The recognition that when those things happen, it is God’s Spirit, was a shattering event for the first Christians, just as it can be a shattering event for us, if we are willing to open ourselves to the possibility.
In the list of situations of the Spirit at work, all of them were direct outworkings of love, forgiveness, goodwill–all the things that Jesus Christ had disclosed to the full. But, because they are outworkings, practical outworkings of love, forgiveness, goodwill, the list of situations cannot be an exclusive list. It is an indication of the type of thing that can occur. Here we come to the eternal, universal side: that wherever we find love, forgiveness, goodwill, there the Spirit can be recognized. Of course, the Spirit is not absent elsewhere, but where love, forgiveness and goodwill emerge, there the Spirit can be unmistakably recognized: in the attempts at understanding between classes, political parties, nations, religions, philosophies; in the pursuit of equality, sexual and racial; in the promotion of peace; in the genuine act of concern and charity; in the unselfish, sacrificial spread of Christian faith, which aims at including, not excluding people–and so one could go on.

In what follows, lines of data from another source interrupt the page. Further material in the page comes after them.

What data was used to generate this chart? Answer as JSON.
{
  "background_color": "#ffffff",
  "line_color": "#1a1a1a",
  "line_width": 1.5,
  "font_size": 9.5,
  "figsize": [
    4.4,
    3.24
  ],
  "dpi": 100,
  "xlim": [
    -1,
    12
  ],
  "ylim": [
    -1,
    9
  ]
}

The fact is that it is always difficult to talk about the Spirit, for the Spirit’s work, the Spirit’s activity, cannot be pigeon-holed. It cannot be neatly explained, only experienced. For the discovery of Pentecost was that the Holy Spirit is not some exclusive preserve of the holy or the religious; it is God at work among all people in all places, from the beginning to the end of time, urging and pressing God’s creation toward the embracing of divine love, divine forgiveness, divine goodwill.